2012 was a great year for Baltimore baseball, and Baltimore sports in general.
Now, in the wake of the Ravens’ Super Bowl run, Baltimore fans find themselves lusting for another champion to take over the city.
Critics of our once great but still proud baseball team have already counted the Orioles out due to lack of offseason acquisitions. We (I use that term in the dearest sense, even though I am not part of the organization) could have easily have gone out and spent in wild abandon like the other teams that showed marked improvement on paper; however games are not played on paper. I was appreciative of the way our brass has managed the payroll in accordance with putting a good, if not great, product on the field.
I would have loved to see Josh Hamilton in orange, but I don’t want to have to pay $40 for an upper deck seat to see it. Besides do you really want to pay a king’s ransom to a player who doesn’t really want to play here?
“Confederate money,” you say?
In the grand scope, the Orioles have a miniscule payroll. A few years ago, a man turned the organization upside down and rebuilt from the ground up, making a “New Oriole Way” as his grandfather did in the Infancy of this club; and for that we thank you Andy McPhail.
He brought us a new perspective on how to run this club and got the owner out of the day-to-day dealings. He also brought us what we hope to be the new Earl of Baltimore, Buck Showalter.
Enter Dan Duquette, a quiet man that seemed reluctant and uninterested when hired late in 2011. He created trades that didn’t go over well at first but by June all was understood. He had a knack for finding the diamond in the rough and exploiting them for all they were worth, turning a 14 season losing streak to a playoff run. His credentials speak for themselves. He built the 2004 Red Sox, and he pulled David Otriz off the scrap head for dirt-cheap. Much like his manager, he was cut loose and another man took his team and ran to the World Series with it.

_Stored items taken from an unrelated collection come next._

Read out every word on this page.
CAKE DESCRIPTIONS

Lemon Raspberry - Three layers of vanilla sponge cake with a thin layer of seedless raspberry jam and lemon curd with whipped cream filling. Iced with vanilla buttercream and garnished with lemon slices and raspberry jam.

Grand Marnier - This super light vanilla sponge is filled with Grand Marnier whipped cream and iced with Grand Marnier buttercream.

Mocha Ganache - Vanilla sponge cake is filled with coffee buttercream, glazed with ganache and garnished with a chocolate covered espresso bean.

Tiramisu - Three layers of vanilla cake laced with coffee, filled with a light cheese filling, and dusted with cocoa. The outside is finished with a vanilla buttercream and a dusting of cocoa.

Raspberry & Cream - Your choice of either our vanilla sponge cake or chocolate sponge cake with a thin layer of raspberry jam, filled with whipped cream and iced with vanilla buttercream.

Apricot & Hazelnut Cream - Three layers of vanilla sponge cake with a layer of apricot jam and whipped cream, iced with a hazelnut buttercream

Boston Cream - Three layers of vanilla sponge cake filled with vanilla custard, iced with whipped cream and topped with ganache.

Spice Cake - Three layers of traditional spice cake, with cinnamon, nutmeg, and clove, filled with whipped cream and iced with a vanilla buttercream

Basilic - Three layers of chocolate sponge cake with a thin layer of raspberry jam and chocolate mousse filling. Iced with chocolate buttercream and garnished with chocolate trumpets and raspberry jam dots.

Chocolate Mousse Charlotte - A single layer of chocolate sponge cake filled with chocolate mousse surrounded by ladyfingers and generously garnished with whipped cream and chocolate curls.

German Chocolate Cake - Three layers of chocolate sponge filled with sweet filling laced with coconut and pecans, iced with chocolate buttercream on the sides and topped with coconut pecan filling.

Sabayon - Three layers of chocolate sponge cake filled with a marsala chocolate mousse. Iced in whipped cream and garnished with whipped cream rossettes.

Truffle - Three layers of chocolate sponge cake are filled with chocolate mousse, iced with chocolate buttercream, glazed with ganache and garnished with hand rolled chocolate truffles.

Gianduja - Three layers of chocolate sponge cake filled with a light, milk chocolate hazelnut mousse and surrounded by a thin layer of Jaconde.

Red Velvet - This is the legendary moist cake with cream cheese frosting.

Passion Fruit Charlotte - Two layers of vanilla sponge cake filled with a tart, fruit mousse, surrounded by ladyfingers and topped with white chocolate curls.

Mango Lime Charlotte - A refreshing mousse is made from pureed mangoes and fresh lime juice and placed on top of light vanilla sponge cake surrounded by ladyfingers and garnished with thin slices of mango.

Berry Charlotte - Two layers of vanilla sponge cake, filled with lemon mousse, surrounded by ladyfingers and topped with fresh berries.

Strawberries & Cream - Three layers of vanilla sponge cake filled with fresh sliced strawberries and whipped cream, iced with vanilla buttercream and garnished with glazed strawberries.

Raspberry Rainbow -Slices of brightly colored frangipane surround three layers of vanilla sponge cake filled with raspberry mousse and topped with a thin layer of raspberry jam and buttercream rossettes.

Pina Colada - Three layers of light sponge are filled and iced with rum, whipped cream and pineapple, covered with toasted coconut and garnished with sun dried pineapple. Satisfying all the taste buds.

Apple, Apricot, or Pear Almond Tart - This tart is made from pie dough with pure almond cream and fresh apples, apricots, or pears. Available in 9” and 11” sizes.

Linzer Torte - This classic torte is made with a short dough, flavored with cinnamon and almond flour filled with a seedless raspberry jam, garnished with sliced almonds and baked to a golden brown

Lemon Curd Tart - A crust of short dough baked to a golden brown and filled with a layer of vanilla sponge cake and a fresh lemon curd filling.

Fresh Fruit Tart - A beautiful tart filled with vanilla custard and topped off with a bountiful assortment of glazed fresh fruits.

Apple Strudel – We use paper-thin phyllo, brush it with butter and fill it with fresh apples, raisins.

Other teams have modeled their organizations after the winning tradition in New York and gotten there with bloated payrolls only to rape their fans of their hard earned money to fund them.
The new “Oriole Way” should be a relief of our wallets. They take the best player available and put them in the best possible situations to succeed. This is the mark of great management – a page they may have taken from the Ravens.
Last May, the Orioles were “sticking around” and staying competitive with the likes of what we consider great teams in the AL East. I believed it to be smoke and mirrors, but wasn’t complaining and by the end of June it was apparent that this team had the will, fortitude, and talent to endure the season and end the losing tradition. So they did and became the first team in the American League to win the second wild card in the new playoff system.
No they didn’t make a blockbuster trade or sign the most expensive player available. They stayed true to their formula. One that has shown us results. Minor trades and minor league contracts put the tools in the shed. Buck crafted a work of art with those tools. I think we should give them the benefit of the doubt before we make snap judgments about how they spend their money.
Games are not played on paper, they are played in the dirt, and we like to do things dirty in Baltimore.